Effect of caffeine on airway contraction induced by 5-HT and ACH. Airways in lung slices were sequentially stimulated with (A) 1 μM 5-HT or (B) 1 μM ACH in the absence or presence of 20 mM caffeine (top bars). (C) The effect of depletion of internal stores on the response to 1 μM ACH induced by successive stimulation with 20 mM caffeine in the presence of 1 mM Ni²⁺. Representative traces of at least three experiments from different slices from two mice.

Figure 12.

Effect of caffeine and CPA on airway contraction induced by KCl. (A) Airways were sequentially stimulated with 50 mM KCl in the absence or presence of 20 mM caffeine (top bars). (B) A line-scan obtained from phase-contrast images in a region similar to that shown by the dotted line in Fig. 5 A during sequential stimulation with KCl in the absence or presence of 10 μM CPA (top bars). Twitches induced by KCl are observed as transient signals toward the lumen of the airway and represent the local displacement of cells produced by the contraction of one or a few SMCs.
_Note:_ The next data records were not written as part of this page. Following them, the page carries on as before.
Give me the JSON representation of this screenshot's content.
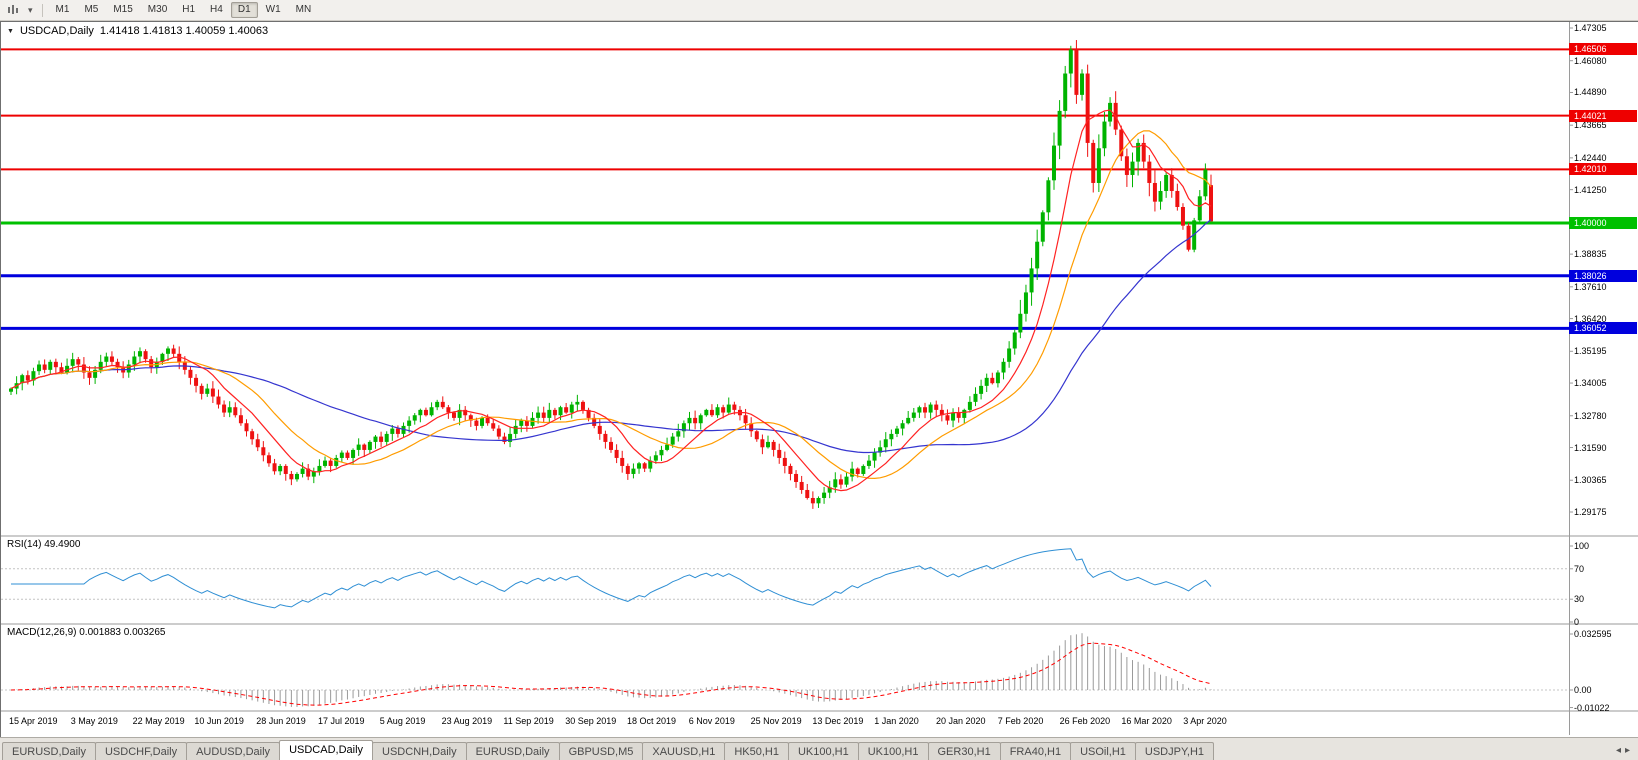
{
  "toolbar": {
    "timeframes": [
      "M1",
      "M5",
      "M15",
      "M30",
      "H1",
      "H4",
      "D1",
      "W1",
      "MN"
    ],
    "active_timeframe": "D1"
  },
  "window": {
    "collapse_icon": "▼",
    "symbol_label": "USDCAD,Daily",
    "ohlc_text": "1.41418 1.41813 1.40059 1.40063"
  },
  "chart_data": {
    "type": "candlestick",
    "symbol": "USDCAD",
    "timeframe": "Daily",
    "title": "USDCAD,Daily",
    "current_bar": {
      "open": 1.41418,
      "high": 1.41813,
      "low": 1.40059,
      "close": 1.40063
    },
    "price_range": {
      "top": 1.47305,
      "bottom": 1.29175
    },
    "price_axis_labels": [
      "1.47305",
      "1.46080",
      "1.44890",
      "1.43665",
      "1.42440",
      "1.41250",
      "1.40025",
      "1.38835",
      "1.37610",
      "1.36420",
      "1.35195",
      "1.34005",
      "1.32780",
      "1.31590",
      "1.30365",
      "1.29175"
    ],
    "date_labels": [
      "15 Apr 2019",
      "3 May 2019",
      "22 May 2019",
      "10 Jun 2019",
      "28 Jun 2019",
      "17 Jul 2019",
      "5 Aug 2019",
      "23 Aug 2019",
      "11 Sep 2019",
      "30 Sep 2019",
      "18 Oct 2019",
      "6 Nov 2019",
      "25 Nov 2019",
      "13 Dec 2019",
      "1 Jan 2020",
      "20 Jan 2020",
      "7 Feb 2020",
      "26 Feb 2020",
      "16 Mar 2020",
      "3 Apr 2020"
    ],
    "hlines": [
      {
        "price": 1.46506,
        "label": "1.46506",
        "color": "#ee0000",
        "width": 2
      },
      {
        "price": 1.44021,
        "label": "1.44021",
        "color": "#ee0000",
        "width": 2
      },
      {
        "price": 1.4201,
        "label": "1.42010",
        "color": "#ee0000",
        "width": 2
      },
      {
        "price": 1.4,
        "label": "1.40000",
        "color": "#00c000",
        "width": 3
      },
      {
        "price": 1.38026,
        "label": "1.38026",
        "color": "#0000dd",
        "width": 3
      },
      {
        "price": 1.36052,
        "label": "1.36052",
        "color": "#0000dd",
        "width": 3
      }
    ],
    "candle_colors": {
      "up": "#00b300",
      "down": "#ee1111"
    },
    "moving_averages": [
      {
        "name": "slow",
        "period": 45,
        "color": "#3535cf"
      },
      {
        "name": "medium",
        "period": 18,
        "color": "#ff9c00"
      },
      {
        "name": "fast",
        "period": 9,
        "color": "#ff2222"
      }
    ],
    "rsi": {
      "label": "RSI(14) 49.4900",
      "period": 14,
      "current": 49.49,
      "levels": [
        "100",
        "70",
        "30",
        "0"
      ],
      "line_color": "#2f8fd4"
    },
    "macd": {
      "label": "MACD(12,26,9) 0.001883 0.003265",
      "fast": 12,
      "slow": 26,
      "signal": 9,
      "current_macd": 0.001883,
      "current_signal": 0.003265,
      "levels": [
        "0.032595",
        "0.00",
        "-0.01022"
      ],
      "hist_color": "#9a9a9a",
      "signal_color": "#ff0000"
    },
    "closes": [
      1.338,
      1.34,
      1.343,
      1.341,
      1.3445,
      1.347,
      1.345,
      1.348,
      1.346,
      1.344,
      1.3465,
      1.349,
      1.347,
      1.344,
      1.342,
      1.345,
      1.348,
      1.35,
      1.348,
      1.346,
      1.344,
      1.347,
      1.35,
      1.352,
      1.349,
      1.346,
      1.348,
      1.351,
      1.353,
      1.351,
      1.348,
      1.345,
      1.342,
      1.339,
      1.336,
      1.338,
      1.335,
      1.332,
      1.329,
      1.331,
      1.328,
      1.325,
      1.322,
      1.319,
      1.316,
      1.313,
      1.31,
      1.307,
      1.309,
      1.306,
      1.304,
      1.306,
      1.308,
      1.305,
      1.307,
      1.309,
      1.311,
      1.309,
      1.312,
      1.314,
      1.312,
      1.315,
      1.317,
      1.315,
      1.318,
      1.32,
      1.318,
      1.321,
      1.323,
      1.321,
      1.324,
      1.326,
      1.328,
      1.33,
      1.328,
      1.331,
      1.333,
      1.331,
      1.329,
      1.327,
      1.33,
      1.328,
      1.326,
      1.324,
      1.327,
      1.325,
      1.323,
      1.32,
      1.318,
      1.321,
      1.324,
      1.326,
      1.324,
      1.327,
      1.329,
      1.327,
      1.33,
      1.328,
      1.331,
      1.329,
      1.332,
      1.333,
      1.33,
      1.327,
      1.324,
      1.321,
      1.318,
      1.315,
      1.312,
      1.309,
      1.306,
      1.308,
      1.31,
      1.308,
      1.311,
      1.313,
      1.315,
      1.317,
      1.32,
      1.322,
      1.325,
      1.327,
      1.325,
      1.328,
      1.33,
      1.328,
      1.331,
      1.329,
      1.332,
      1.33,
      1.328,
      1.325,
      1.322,
      1.319,
      1.316,
      1.318,
      1.315,
      1.312,
      1.309,
      1.306,
      1.303,
      1.3,
      1.297,
      1.295,
      1.297,
      1.299,
      1.301,
      1.304,
      1.302,
      1.305,
      1.308,
      1.306,
      1.309,
      1.311,
      1.314,
      1.316,
      1.319,
      1.321,
      1.323,
      1.325,
      1.327,
      1.329,
      1.331,
      1.329,
      1.332,
      1.33,
      1.328,
      1.326,
      1.329,
      1.327,
      1.33,
      1.333,
      1.336,
      1.339,
      1.342,
      1.34,
      1.344,
      1.348,
      1.353,
      1.359,
      1.366,
      1.374,
      1.383,
      1.393,
      1.404,
      1.416,
      1.429,
      1.442,
      1.456,
      1.465,
      1.448,
      1.456,
      1.43,
      1.415,
      1.428,
      1.438,
      1.445,
      1.435,
      1.425,
      1.418,
      1.423,
      1.43,
      1.423,
      1.415,
      1.408,
      1.412,
      1.418,
      1.412,
      1.406,
      1.399,
      1.39,
      1.401,
      1.41,
      1.42,
      1.40063
    ]
  },
  "tabs": {
    "items": [
      "EURUSD,Daily",
      "USDCHF,Daily",
      "AUDUSD,Daily",
      "USDCAD,Daily",
      "USDCNH,Daily",
      "EURUSD,Daily",
      "GBPUSD,M5",
      "XAUUSD,H1",
      "HK50,H1",
      "UK100,H1",
      "UK100,H1",
      "GER30,H1",
      "FRA40,H1",
      "USOil,H1",
      "USDJPY,H1"
    ],
    "active_index": 3,
    "scroll_left_icon": "◂",
    "scroll_right_icon": "▸"
  }
}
A few spontaneous twitches were observed before exposure to KCl. Representative data of at least four experiments from different slices from three mice.

Figure 13.

Ca²⁺ waves and elemental Ca²⁺ events in airway SMCs during the stimulation with 5-HT, ACH, and KCl. Line scans from the longitudinal axes of single airway SMCs (inset, a) from high speed recordings (60 fps) of changes in Ca²⁺ during continuous perfusion with 1 μM 5-HT, 1 μM ACH, and 50 mM KCl and after removal of KCl by washing with HBSS, as indicated. The slopes of the white lines indicate the velocity (μm/s) and direction of the Ca²⁺ waves in the SMCs. KCl induce small Ca²⁺ events (arrows) preceding the Ca²⁺ wave. (Inset, b) An expanded view of a single Ca²⁺ event (image and trace) induced by KCl. Representative traces of at least four experiments from different slices of two mice.